Functions Associated with the Flagellar Apparatus
Three major functional modules, all expressing a facet of cell polarity, are associated with the basal body/axoneme: cell locomotion in which it acts as a swimming organelle due to its beating activity, sensory reception in which it acts as a sensory organ due to the concentration of receptors on the ciliary plasma membrane which cannot diffuse beyond a barrier at the base of the cilium where the basal body is anchored, and cell division in which, in agreement with the early views of Boveri , the basal body/axoneme acts in coordinating karyokinesis and cytokinesis, due to the duplication process governing basal body/centriole biogenesis and, as we learned after Boveri, to its critical role in the cell-wide organization of the microtubule network.

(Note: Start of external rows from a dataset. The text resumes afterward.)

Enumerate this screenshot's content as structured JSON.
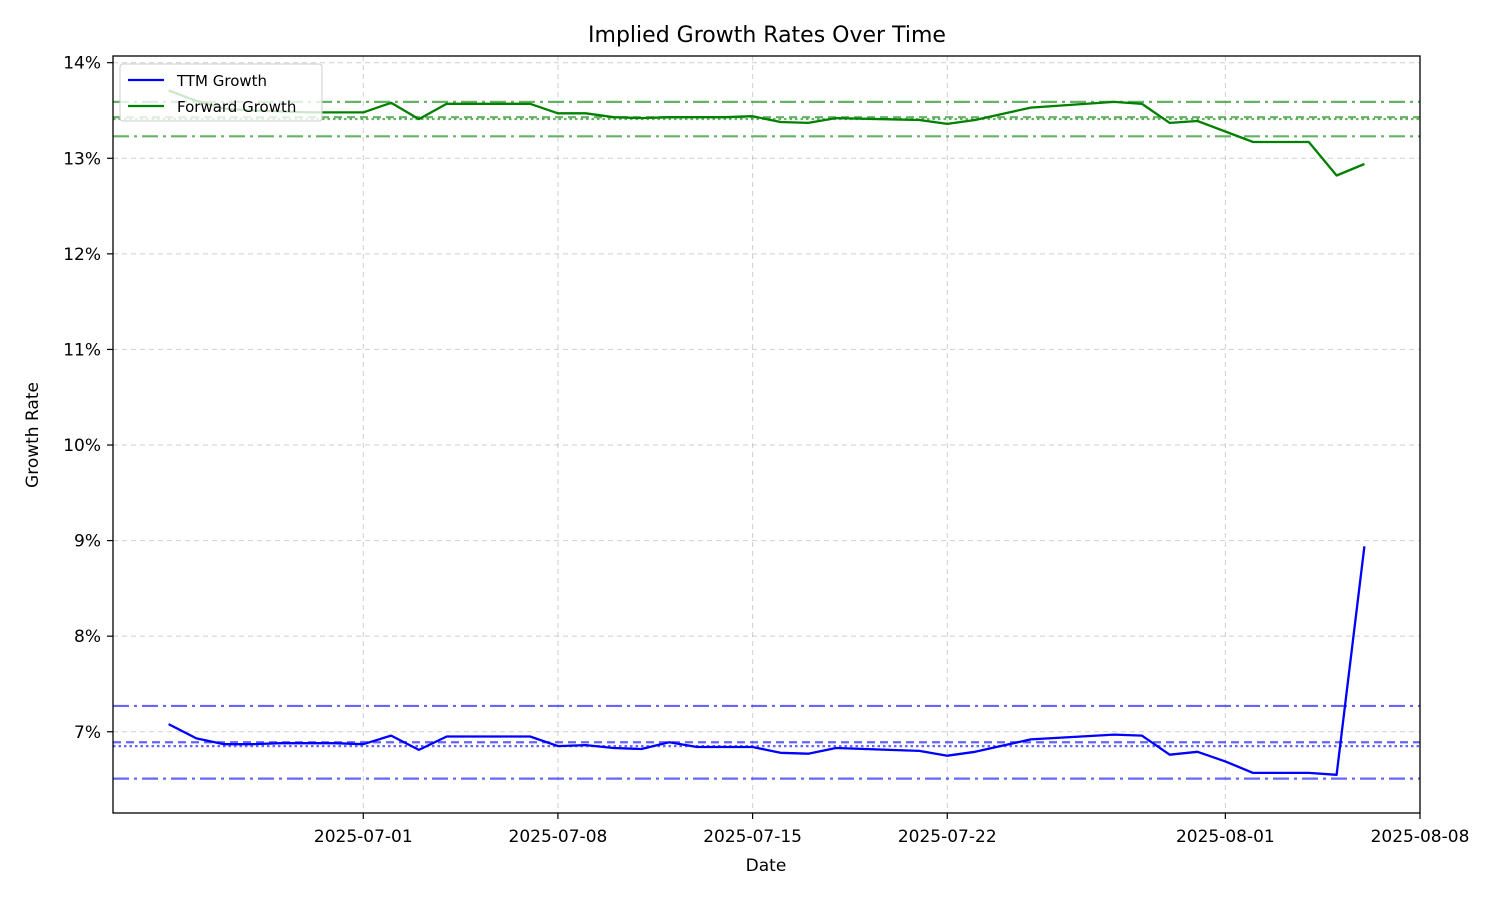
{
  "chart_data": {
    "type": "line",
    "title": "Implied Growth Rates Over Time",
    "xlabel": "Date",
    "ylabel": "Growth Rate",
    "x_ticks": [
      "2025-07-01",
      "2025-07-08",
      "2025-07-15",
      "2025-07-22",
      "2025-08-01",
      "2025-08-08"
    ],
    "x_range": [
      "2025-06-22",
      "2025-08-08"
    ],
    "y_ticks": [
      "7%",
      "8%",
      "9%",
      "10%",
      "11%",
      "12%",
      "13%",
      "14%"
    ],
    "y_tick_values": [
      7,
      8,
      9,
      10,
      11,
      12,
      13,
      14
    ],
    "ylim": [
      6.15,
      14.07
    ],
    "grid": true,
    "legend_position": "top-left",
    "series": [
      {
        "name": "TTM Growth",
        "color": "#0000ff",
        "points": [
          [
            "2025-06-24",
            7.08
          ],
          [
            "2025-06-25",
            6.93
          ],
          [
            "2025-06-26",
            6.87
          ],
          [
            "2025-06-27",
            6.87
          ],
          [
            "2025-06-28",
            6.88
          ],
          [
            "2025-06-29",
            6.88
          ],
          [
            "2025-06-30",
            6.88
          ],
          [
            "2025-07-01",
            6.87
          ],
          [
            "2025-07-02",
            6.96
          ],
          [
            "2025-07-03",
            6.81
          ],
          [
            "2025-07-04",
            6.95
          ],
          [
            "2025-07-05",
            6.95
          ],
          [
            "2025-07-06",
            6.95
          ],
          [
            "2025-07-07",
            6.95
          ],
          [
            "2025-07-08",
            6.85
          ],
          [
            "2025-07-09",
            6.86
          ],
          [
            "2025-07-10",
            6.83
          ],
          [
            "2025-07-11",
            6.82
          ],
          [
            "2025-07-12",
            6.89
          ],
          [
            "2025-07-13",
            6.84
          ],
          [
            "2025-07-14",
            6.84
          ],
          [
            "2025-07-15",
            6.84
          ],
          [
            "2025-07-16",
            6.78
          ],
          [
            "2025-07-17",
            6.77
          ],
          [
            "2025-07-18",
            6.83
          ],
          [
            "2025-07-21",
            6.8
          ],
          [
            "2025-07-22",
            6.75
          ],
          [
            "2025-07-23",
            6.79
          ],
          [
            "2025-07-25",
            6.92
          ],
          [
            "2025-07-28",
            6.97
          ],
          [
            "2025-07-29",
            6.96
          ],
          [
            "2025-07-30",
            6.76
          ],
          [
            "2025-07-31",
            6.79
          ],
          [
            "2025-08-01",
            6.69
          ],
          [
            "2025-08-02",
            6.57
          ],
          [
            "2025-08-04",
            6.57
          ],
          [
            "2025-08-05",
            6.55
          ],
          [
            "2025-08-06",
            8.94
          ]
        ]
      },
      {
        "name": "Forward Growth",
        "color": "#008000",
        "points": [
          [
            "2025-06-24",
            13.71
          ],
          [
            "2025-06-25",
            13.6
          ],
          [
            "2025-06-26",
            13.52
          ],
          [
            "2025-06-27",
            13.5
          ],
          [
            "2025-06-28",
            13.49
          ],
          [
            "2025-06-29",
            13.48
          ],
          [
            "2025-06-30",
            13.48
          ],
          [
            "2025-07-01",
            13.48
          ],
          [
            "2025-07-02",
            13.58
          ],
          [
            "2025-07-03",
            13.41
          ],
          [
            "2025-07-04",
            13.57
          ],
          [
            "2025-07-05",
            13.57
          ],
          [
            "2025-07-06",
            13.57
          ],
          [
            "2025-07-07",
            13.57
          ],
          [
            "2025-07-08",
            13.47
          ],
          [
            "2025-07-09",
            13.47
          ],
          [
            "2025-07-10",
            13.43
          ],
          [
            "2025-07-11",
            13.42
          ],
          [
            "2025-07-12",
            13.43
          ],
          [
            "2025-07-13",
            13.43
          ],
          [
            "2025-07-14",
            13.43
          ],
          [
            "2025-07-15",
            13.44
          ],
          [
            "2025-07-16",
            13.38
          ],
          [
            "2025-07-17",
            13.37
          ],
          [
            "2025-07-18",
            13.42
          ],
          [
            "2025-07-21",
            13.4
          ],
          [
            "2025-07-22",
            13.36
          ],
          [
            "2025-07-23",
            13.4
          ],
          [
            "2025-07-25",
            13.53
          ],
          [
            "2025-07-28",
            13.59
          ],
          [
            "2025-07-29",
            13.57
          ],
          [
            "2025-07-30",
            13.37
          ],
          [
            "2025-07-31",
            13.39
          ],
          [
            "2025-08-01",
            13.28
          ],
          [
            "2025-08-02",
            13.17
          ],
          [
            "2025-08-04",
            13.17
          ],
          [
            "2025-08-05",
            12.82
          ],
          [
            "2025-08-06",
            12.94
          ]
        ]
      }
    ],
    "reference_lines": [
      {
        "series": "TTM Growth",
        "kind": "upper band",
        "style": "dashdot",
        "color": "#0000ff",
        "value": 7.27
      },
      {
        "series": "TTM Growth",
        "kind": "median",
        "style": "dashed",
        "color": "#0000ff",
        "value": 6.89
      },
      {
        "series": "TTM Growth",
        "kind": "mean",
        "style": "dotted",
        "color": "#0000ff",
        "value": 6.85
      },
      {
        "series": "TTM Growth",
        "kind": "lower band",
        "style": "dashdot",
        "color": "#0000ff",
        "value": 6.51
      },
      {
        "series": "Forward Growth",
        "kind": "upper band",
        "style": "dashdot",
        "color": "#008000",
        "value": 13.59
      },
      {
        "series": "Forward Growth",
        "kind": "median",
        "style": "dashed",
        "color": "#008000",
        "value": 13.43
      },
      {
        "series": "Forward Growth",
        "kind": "mean",
        "style": "dotted",
        "color": "#008000",
        "value": 13.41
      },
      {
        "series": "Forward Growth",
        "kind": "lower band",
        "style": "dashdot",
        "color": "#008000",
        "value": 13.23
      }
    ]
  }
}
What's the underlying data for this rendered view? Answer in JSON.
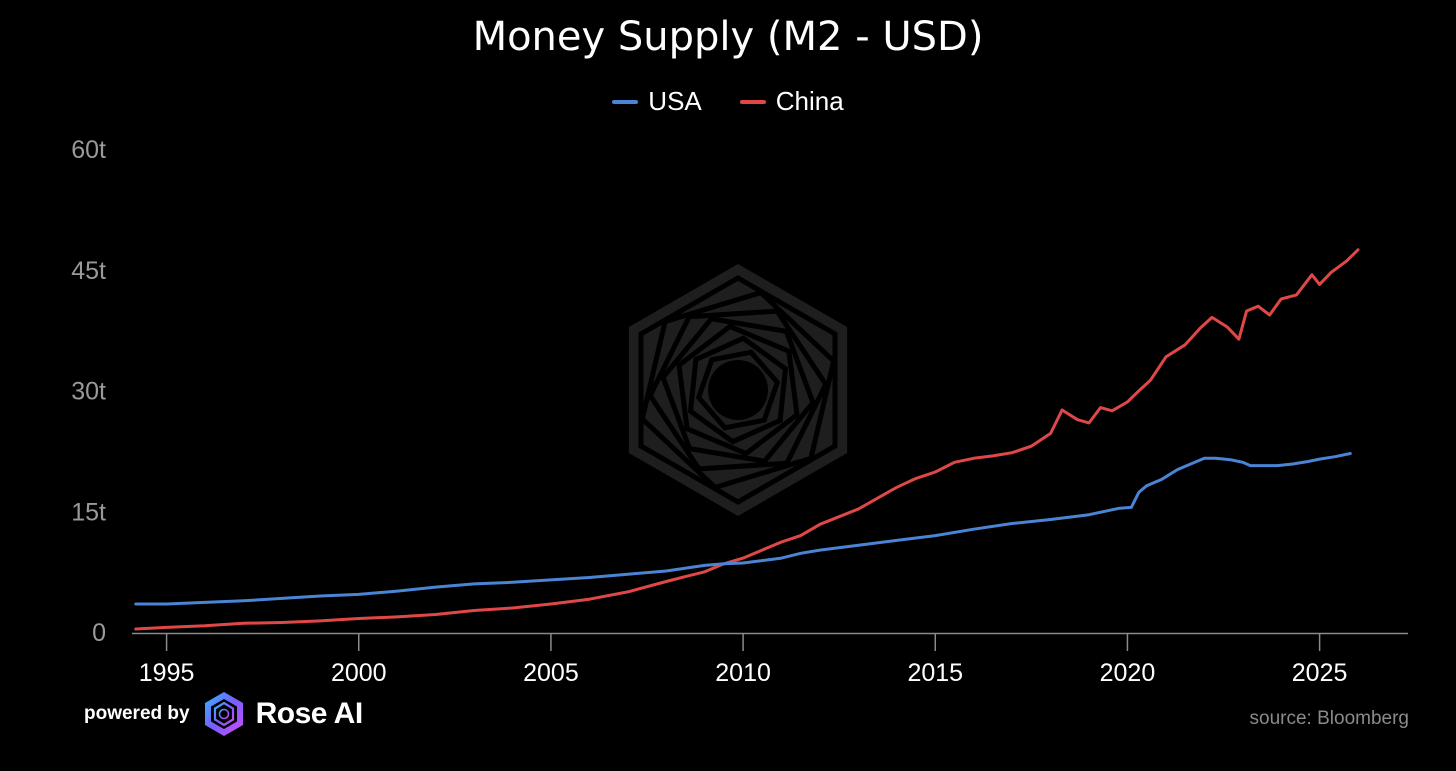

Although the details of the generic dynein-dependent sliding of doublet microtubules in the axoneme have long been known, the overall control of the flagellar movement is far from being understood. We will only note here that the mechanisms of flagellum-dependent motility can be quite different. For instance, in the euglenid taxon there are examples of the classical beating movement of the flagel-lum (e. g. Euglena) or the movement of an undulating membrane by the flagellum (e.g. trypanosomes). But the flagellum can also produce a very efficient unidirectional gliding motion powered by flagellar surface motility as is the case with Per-anema trichophorum . The surface motility which can be uncoupled from ciliary beating and may be driven by a retrograde motor along the axoneme seems to move transmembrane mastigonemes. This surface motility serves additional functions in this organism, such as prey capture, a feature which has also been documented in other taxa. The stramenopile Epipyxis pulchra, can use its two different flagella as an efficient pair of pliers to catch, engulf, or release, any prey passing at grasping distance [7, 8]. A striking feature of this unicellular organism is that once contact has been made between the different types of prey and the flagellar surface, the organism is able to select the preferred prey, suggesting that a sensory mechanism is also at work in this process. The strong vortex created by the beating of numerous cilia in the Paramecium gullet is an alternate and powerful method of capturing prey. These few examples show how the basal body/axoneme and its membrane can be used in various ways to ensure basic functions for cell survival such as polarity, motility, sensory reception, and moreover, can be adapted to various challenges including the capture of prey.